Condena de más de 3 años para dos de los "justicieros"

César Hueica fue condenado a 4 años de prisión y Franco Bustos a 3 años y medio, en tanto María Hernández y Jonathan Barrera recibieron penas de 3 años. Guillermo Metraillet era menor cuando mataron a José Oviedo y por ello solo recibió una sanción penal juvenil por un año. 

El crimen de José Oviedo, en el marco de un hecho de “justicia por mano propia”, ocurrió en la Fracción XIV el 25 de marzo de 2019. Los cinco condenados este miércoles fueron considerados responsables por los jueces Mariano Nicosia, Raquel Tassello y María Laura Martini, quienes consideraron como circunstancias agravantes comunes la naturaleza de la acción (“más grave que la riña”), así como los medios empleados para cometerla y la desproporción “enorme” entre el grupo agresor y Oviedo.

“El bien jurídico vida fue disminuido hasta casi su indefensión”, concluyeron los jueces. Como único atenuante común, consideraron la falta de antecedentes penales de los imputados. Por último, rechazaron las nulidades planteadas por las defensas de Metraillet y Barrera y dispusieron remitir copia de las actuaciones al Procurador General por delitos ventilados en el debate.

El homicidio de Oviedo ocurrió el 25 de marzo de 2019, siendo las 18.45 horas aproximadamente, cuando Guillermo Metraillet, Diego Damián Metraillet, Jonathan Barrera, Franco Facundo Bustos, María Alejandra Hernández y Cesar Hueica, junto a otras personas, se convocaron de manera organizada, portando palos, fierros y piedras, y acompañados de otras personas en el exterior del domicilio sito en la Manzana C, lote 4, de barrio Los Bretes, cuando su morador José Jorge Oviedo Cuyul se encontraba en el interior del mismo.

En esas circunstancias, las personas que estaban afuera de la vivienda comenzaron a gritar “salí Matías salí Matías”, refiriéndose al hijo de la víctima, a quien este grupo sindicaba como presunto autor de un abuso sexual agravado cometido hacía pocas horas y del que luego se comprobó era inocente.
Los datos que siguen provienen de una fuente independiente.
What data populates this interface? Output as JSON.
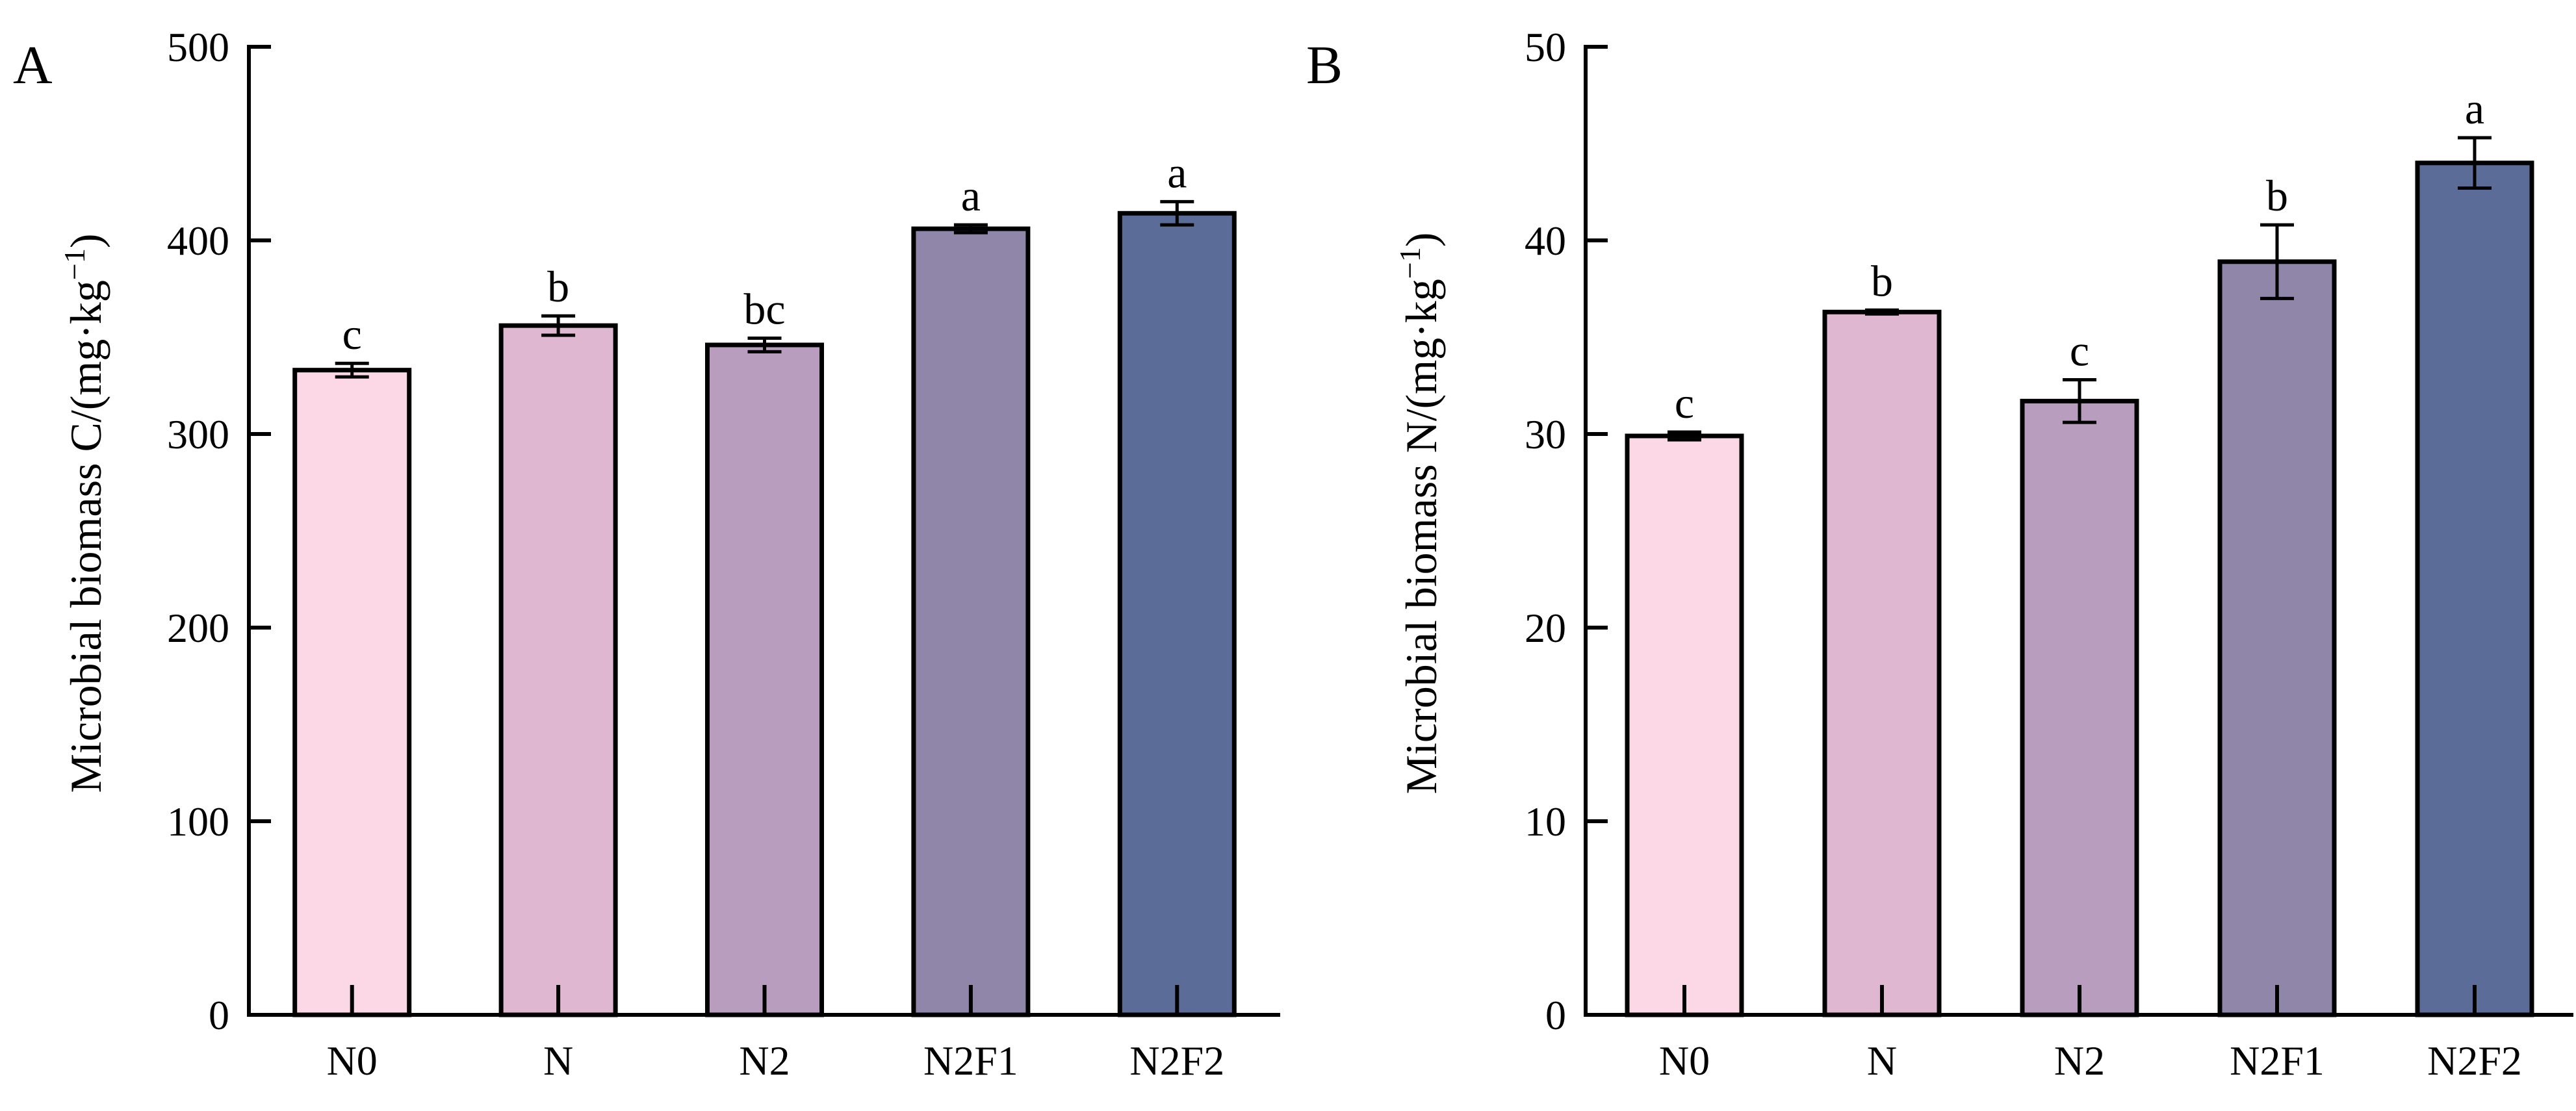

Al oír que José Oviedo, desde adentro de su casa, les manifestaba que su hijo no estaba y que no era un violador, los sindicados comenzaron a gritarle: “salí que te vamos a matar”, “salí que te vamos a cagar matando”, para luego comenzar a realizar destrozos en la vivienda, rompiendo ventanas, puertas e incendiándola.

Esta situación obligó a Oviedo a salir de su domicilio, escapando por la parte de atrás hacia el barrio Los Bretes, llevando consigo un machete y un trozo de hierro para defenderse, al tiempo que comenzó a ser perseguido por este grupo, quienes organizados convergieron intencionalmente en la persecución del mismo a efectos de darle muerte.

Oviedo logró recorrer unos 550 metros, mientras era perseguido y agredido físicamente con piedras, palos y golpes de puño. Fue encerrado y aparentemente embestido por un vehículo Renault Sandero, el que era conducido por Pablo Arismendi, lo que conllevó que la víctima, golpeada, lograra dar unos pasos hacia el frente, donde fue interceptado por el subcomisario Víctor Farcy y el comisario inspector Juan Cruz Campos, que se trasladaban en sentido contrario a la víctima y al grupo agresor.

La turba no se detuvo ni ante la presencia policial y al menos cinco de los seis que fueron llevados a juicio continuaron propinándole golpes y piedrazos a Oviedo, “siendo tal el nivel de violencia desplegada que llegaron al punto de atarlo con una soga en la pierna izquierda y arrastrarlo unos metros”, sostuvo el fiscal Héctor Iturrioz.

Según una filmación a la que se tuvo acceso, los supuestos “justicieros” le provocaron a la víctima un dolor innecesario hasta causarle el deceso, que fue por traumatismos múltiples, traumatismo de cráneo, tórax y abdomen.